“It all feels a bit unreal,” said the 59-times-capped international, who inherited the talented Arsenal squad from Laura Harvey, who was headhunted by US side Seattle Reign FC. Kerr added: “My first games in charge were in the quarter-finals of the Champions League. That might have been daunting for some but, for me, it was an exciting challenge. The club got to the semi-finals in the last two years so the expectation was to make it there again and we did that but now we want to go one better. The good thing for me is that I have a good group of girls, they are very professional and exceptionally talented and they are desperate to win.”
The club last won a European title in 2007 but, this afternoon, they will take what they hope will be a significant stride towards eventually emulating that feat, when they host VfL Wolfsburg at Meadow Park in the first leg of their Champions League semi-final.

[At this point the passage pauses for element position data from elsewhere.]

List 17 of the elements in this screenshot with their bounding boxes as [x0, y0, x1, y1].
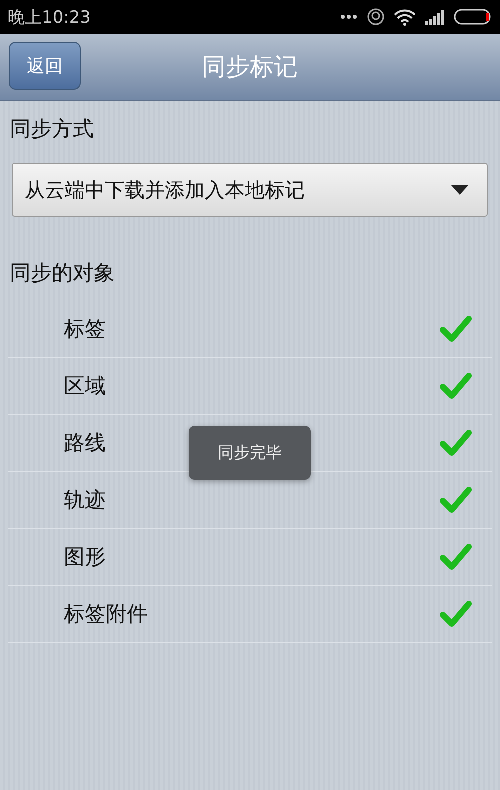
wifi-icon: [394, 8, 416, 26]
sync-object-item[interactable]: 标签附件: [8, 586, 492, 643]
status-time: 晚上10:23: [8, 6, 91, 28]
sync-mode-dropdown[interactable]: 从云端中下载并添加入本地标记: [12, 163, 488, 217]
sync-object-item[interactable]: 区域: [8, 358, 492, 415]
signal-icon: [425, 10, 445, 24]
battery-icon: [454, 9, 492, 25]
back-button[interactable]: 返回: [9, 42, 81, 90]
toast-message: 同步完毕: [189, 426, 311, 480]
more-icon: [340, 14, 358, 20]
sync-object-item[interactable]: 标签: [8, 301, 492, 358]
sync-icon: [367, 8, 385, 26]
dropdown-arrow-icon: [451, 185, 469, 195]
section-label: 同步的对象: [9, 260, 116, 287]
sync-object-item[interactable]: 图形: [8, 529, 492, 586]
section-label: 同步方式: [9, 116, 95, 143]
page-title: 同步标记: [202, 52, 298, 83]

“These are the games you want to be involved in, as a player and as a coach, and I’m excited by it. This is a different challenge to the one we face every week. Down here there is that big rivalry between English and German teams, whether that’s at international or team level, and whether it’s the men’s or the women’s teams, so that gives it another wee edge,” added Kerr.
Going into any match as the underdog is something of a rarity for Arsenal Ladies. That’s to be expected given they have amassed 38 major trophy triumphs since they were founded in 1987. But, this afternoon, their manager believes that’s exactly what they are. Not that it matters. The Scot still believes her side can win.

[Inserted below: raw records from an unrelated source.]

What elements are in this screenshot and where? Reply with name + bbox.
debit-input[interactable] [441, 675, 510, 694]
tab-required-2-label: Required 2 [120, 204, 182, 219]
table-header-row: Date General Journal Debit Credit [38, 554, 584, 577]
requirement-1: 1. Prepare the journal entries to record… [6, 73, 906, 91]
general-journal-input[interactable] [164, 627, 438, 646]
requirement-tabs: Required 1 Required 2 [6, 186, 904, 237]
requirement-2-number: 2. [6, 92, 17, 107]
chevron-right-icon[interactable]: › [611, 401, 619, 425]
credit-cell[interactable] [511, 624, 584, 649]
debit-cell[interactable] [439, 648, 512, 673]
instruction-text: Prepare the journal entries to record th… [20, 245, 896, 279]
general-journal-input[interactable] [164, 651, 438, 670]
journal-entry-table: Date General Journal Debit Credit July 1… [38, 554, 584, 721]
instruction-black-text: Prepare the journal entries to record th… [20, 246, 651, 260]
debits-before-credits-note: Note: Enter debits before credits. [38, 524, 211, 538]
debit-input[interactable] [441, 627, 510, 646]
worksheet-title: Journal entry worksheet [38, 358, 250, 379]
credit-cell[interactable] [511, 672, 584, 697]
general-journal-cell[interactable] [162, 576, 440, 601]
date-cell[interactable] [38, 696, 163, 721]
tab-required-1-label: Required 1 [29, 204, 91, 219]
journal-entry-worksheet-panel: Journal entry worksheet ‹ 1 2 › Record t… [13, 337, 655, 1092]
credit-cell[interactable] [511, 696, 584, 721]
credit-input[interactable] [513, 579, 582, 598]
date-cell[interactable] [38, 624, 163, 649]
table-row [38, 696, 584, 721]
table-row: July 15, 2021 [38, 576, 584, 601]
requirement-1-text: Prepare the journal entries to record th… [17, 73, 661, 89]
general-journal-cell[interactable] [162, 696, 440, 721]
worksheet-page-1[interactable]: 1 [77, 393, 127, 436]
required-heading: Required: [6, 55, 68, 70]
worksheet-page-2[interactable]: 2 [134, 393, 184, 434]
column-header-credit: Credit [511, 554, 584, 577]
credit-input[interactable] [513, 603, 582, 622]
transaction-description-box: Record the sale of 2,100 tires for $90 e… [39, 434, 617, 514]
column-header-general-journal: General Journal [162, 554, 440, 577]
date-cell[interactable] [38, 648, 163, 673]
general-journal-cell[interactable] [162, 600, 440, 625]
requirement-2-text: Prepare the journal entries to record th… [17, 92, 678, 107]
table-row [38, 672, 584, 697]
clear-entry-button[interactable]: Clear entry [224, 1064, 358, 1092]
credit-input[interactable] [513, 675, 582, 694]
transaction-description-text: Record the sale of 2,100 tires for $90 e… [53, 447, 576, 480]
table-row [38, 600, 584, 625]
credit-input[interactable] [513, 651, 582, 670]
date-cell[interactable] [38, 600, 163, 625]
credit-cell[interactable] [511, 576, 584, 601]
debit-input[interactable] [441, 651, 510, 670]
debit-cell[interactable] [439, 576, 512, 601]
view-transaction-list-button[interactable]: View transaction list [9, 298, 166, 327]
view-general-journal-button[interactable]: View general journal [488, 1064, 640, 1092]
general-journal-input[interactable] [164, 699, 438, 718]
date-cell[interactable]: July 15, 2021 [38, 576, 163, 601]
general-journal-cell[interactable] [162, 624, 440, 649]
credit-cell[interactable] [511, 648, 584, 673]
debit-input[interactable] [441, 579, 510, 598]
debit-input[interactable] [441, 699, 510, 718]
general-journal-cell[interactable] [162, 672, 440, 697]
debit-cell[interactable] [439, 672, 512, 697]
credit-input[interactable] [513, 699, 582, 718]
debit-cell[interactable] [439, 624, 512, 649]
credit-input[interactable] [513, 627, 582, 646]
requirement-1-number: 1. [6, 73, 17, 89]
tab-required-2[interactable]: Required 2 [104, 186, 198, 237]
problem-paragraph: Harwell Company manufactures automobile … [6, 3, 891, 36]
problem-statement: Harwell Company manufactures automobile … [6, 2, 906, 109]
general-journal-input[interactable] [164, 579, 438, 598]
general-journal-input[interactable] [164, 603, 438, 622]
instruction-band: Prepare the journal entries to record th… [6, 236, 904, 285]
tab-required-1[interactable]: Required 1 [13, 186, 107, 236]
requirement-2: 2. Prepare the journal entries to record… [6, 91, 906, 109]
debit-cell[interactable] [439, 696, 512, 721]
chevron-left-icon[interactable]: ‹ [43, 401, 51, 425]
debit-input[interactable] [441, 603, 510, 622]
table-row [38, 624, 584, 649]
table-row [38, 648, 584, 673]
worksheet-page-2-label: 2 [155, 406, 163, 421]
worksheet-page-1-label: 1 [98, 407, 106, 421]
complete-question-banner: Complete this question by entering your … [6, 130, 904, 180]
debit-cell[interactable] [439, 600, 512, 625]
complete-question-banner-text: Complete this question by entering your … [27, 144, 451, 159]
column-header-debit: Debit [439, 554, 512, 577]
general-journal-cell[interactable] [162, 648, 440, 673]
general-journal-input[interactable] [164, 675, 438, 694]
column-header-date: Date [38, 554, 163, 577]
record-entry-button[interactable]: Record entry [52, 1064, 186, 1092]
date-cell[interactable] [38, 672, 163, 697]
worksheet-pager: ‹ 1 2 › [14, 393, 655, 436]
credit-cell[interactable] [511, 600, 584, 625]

But it will be tough. Their opponents are a team intent on upholding Germany’s impressive record on the European stage. In the five years since Arsenal first won the premier European trophy, known back then as the UEFA Women’s Cup and now called the Women’s Champions League, Bundesliga clubs have won the competition three times and finished runners up twice. In total, they have won six of the 11 finals and finished runners up four times. But, despite that domination of the women’s European club game, Kerr says her side are going into the two-legged tie in fine fettle.
In her four games at the helm, including those quarter-final ties, the team have scored 17 goals and conceded just one.

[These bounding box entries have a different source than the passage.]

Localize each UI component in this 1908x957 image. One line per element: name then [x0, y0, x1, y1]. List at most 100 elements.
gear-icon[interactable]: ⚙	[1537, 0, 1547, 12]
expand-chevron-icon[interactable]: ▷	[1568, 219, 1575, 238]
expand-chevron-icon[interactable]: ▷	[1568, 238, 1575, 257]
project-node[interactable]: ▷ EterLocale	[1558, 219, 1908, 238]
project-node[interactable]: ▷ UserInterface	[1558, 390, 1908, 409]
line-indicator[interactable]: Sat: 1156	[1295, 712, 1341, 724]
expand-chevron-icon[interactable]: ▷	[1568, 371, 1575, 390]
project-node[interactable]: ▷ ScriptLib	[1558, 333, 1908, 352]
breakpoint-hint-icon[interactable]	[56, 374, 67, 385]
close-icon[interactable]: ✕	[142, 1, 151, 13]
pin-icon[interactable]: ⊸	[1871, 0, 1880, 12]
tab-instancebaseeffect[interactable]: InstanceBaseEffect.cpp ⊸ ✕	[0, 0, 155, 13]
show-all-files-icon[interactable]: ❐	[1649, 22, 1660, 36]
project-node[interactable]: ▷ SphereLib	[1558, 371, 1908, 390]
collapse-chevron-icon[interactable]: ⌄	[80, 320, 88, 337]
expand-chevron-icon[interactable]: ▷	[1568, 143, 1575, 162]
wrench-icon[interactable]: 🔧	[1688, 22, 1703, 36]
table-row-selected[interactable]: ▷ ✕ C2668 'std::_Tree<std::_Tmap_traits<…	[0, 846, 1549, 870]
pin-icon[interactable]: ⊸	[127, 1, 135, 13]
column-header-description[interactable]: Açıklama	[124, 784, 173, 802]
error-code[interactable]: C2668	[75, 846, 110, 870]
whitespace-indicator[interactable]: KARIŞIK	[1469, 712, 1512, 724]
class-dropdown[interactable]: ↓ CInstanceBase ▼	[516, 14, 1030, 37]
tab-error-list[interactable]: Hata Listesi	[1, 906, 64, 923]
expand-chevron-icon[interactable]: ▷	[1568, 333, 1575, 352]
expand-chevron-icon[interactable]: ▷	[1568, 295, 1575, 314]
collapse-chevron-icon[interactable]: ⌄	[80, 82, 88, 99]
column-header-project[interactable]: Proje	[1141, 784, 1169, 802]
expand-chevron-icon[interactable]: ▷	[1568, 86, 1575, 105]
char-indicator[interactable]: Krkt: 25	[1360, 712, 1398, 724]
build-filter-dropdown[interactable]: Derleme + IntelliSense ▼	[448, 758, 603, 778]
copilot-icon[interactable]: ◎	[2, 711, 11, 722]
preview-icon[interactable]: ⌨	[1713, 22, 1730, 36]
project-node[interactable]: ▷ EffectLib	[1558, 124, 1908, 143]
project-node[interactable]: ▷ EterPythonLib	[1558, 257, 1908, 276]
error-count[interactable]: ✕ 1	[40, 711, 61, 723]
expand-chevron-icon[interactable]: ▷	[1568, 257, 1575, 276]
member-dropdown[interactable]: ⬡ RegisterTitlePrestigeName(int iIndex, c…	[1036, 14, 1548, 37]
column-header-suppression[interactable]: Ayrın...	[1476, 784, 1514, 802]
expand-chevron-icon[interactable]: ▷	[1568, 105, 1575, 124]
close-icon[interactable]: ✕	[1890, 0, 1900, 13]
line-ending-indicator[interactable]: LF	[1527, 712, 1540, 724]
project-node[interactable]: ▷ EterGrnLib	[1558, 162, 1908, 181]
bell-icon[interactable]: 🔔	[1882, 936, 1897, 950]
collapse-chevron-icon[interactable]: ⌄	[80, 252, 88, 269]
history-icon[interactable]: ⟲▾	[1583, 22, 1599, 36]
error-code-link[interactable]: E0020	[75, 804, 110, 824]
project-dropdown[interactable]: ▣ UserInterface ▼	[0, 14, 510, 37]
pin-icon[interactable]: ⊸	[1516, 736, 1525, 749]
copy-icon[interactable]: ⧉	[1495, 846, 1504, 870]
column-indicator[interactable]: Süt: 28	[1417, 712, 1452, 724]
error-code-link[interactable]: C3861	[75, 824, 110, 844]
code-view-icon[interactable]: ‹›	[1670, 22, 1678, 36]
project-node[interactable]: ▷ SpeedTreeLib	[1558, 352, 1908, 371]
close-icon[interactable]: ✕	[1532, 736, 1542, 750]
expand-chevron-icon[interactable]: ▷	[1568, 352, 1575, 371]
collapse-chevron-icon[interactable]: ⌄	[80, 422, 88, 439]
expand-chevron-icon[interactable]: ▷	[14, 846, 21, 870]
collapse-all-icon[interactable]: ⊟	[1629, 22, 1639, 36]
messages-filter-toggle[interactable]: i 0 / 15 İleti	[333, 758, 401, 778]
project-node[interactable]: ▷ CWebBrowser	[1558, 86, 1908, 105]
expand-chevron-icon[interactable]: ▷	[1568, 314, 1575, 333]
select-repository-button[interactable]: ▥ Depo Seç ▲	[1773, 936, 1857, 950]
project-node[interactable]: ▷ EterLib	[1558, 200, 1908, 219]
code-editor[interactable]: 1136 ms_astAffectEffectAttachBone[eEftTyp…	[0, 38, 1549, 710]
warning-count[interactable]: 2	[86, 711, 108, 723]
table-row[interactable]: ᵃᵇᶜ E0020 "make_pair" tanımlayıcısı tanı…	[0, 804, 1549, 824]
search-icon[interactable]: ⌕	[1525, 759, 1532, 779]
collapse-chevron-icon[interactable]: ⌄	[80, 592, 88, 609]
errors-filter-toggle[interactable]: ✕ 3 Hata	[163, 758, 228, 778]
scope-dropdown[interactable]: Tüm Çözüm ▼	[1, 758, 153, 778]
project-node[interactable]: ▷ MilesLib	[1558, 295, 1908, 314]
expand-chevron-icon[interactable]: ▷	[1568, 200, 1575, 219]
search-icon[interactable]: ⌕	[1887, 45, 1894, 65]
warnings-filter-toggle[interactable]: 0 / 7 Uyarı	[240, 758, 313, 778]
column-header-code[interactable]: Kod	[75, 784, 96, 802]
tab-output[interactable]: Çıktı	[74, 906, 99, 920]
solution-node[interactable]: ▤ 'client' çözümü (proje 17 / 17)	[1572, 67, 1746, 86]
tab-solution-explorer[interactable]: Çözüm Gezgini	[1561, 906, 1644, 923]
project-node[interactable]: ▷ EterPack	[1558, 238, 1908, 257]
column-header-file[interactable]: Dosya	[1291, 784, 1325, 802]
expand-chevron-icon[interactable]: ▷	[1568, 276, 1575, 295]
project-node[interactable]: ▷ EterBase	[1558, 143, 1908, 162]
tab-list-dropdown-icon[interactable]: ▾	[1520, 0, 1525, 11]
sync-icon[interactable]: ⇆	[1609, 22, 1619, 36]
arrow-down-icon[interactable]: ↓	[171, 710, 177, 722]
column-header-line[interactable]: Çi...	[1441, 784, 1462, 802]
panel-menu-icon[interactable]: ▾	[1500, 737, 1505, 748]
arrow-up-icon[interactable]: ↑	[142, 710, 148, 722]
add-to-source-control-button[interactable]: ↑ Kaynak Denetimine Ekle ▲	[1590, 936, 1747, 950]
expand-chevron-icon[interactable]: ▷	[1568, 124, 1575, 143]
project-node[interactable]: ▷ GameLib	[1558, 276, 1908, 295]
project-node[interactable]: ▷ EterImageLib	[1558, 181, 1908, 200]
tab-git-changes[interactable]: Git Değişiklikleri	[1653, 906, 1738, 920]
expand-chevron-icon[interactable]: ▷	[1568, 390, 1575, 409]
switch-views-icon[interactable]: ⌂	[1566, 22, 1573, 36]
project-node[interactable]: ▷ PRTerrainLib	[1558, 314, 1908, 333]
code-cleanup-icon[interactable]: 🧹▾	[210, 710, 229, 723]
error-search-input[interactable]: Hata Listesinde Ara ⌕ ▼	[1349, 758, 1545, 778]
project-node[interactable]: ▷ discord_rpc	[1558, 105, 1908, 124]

“We were disappointed to concede that goal, in the home leg of the quarter final against Italian side ASD Torres but, since then, we have had three clean sheets and the girls know how important that is, especially at this level because that gives us the platform to win games because we know we are strong in attack.”
Even without the vastly experienced England international Kelly Smith, who is still struggling with a soft tissue injury which has ruled her out of this afternoon’s match. But Kerr says the only selection issues she has are welcome ones. “While Kelly is a big player for us, we have so many talented players here that it’s not too big a worry.”
Among those are Scottish stars Jennifer Beattie and Kim Little, players whom Kerr helped develop while still employed by the SFA.
All the players know what is at stake. “The girls all have the talent, my job is just to provide the attention to detail and to help prepare them as best I can and give them as much info as possible on the opposition. By the time they take to the pitch, they will have a Plan A, a Plan B and a Plan C in their minds and it’s then up to them to execute it. But they took great confidence from beating another German side, past winners Turbine Potsdam, in one of the earlier rounds and I think the fact that the final will be played at Stamford Bridge this season is another huge incentive. The girls really want to get to that stage. They came close in the last two seasons. This year they want to take the next step.”
If Kerr feels it’s all a bit unreal right now, who knows how the ambitious Scot would feel with a Champions League final to prepare for after just six games at the helm. You can bet it will have been hard earned, though.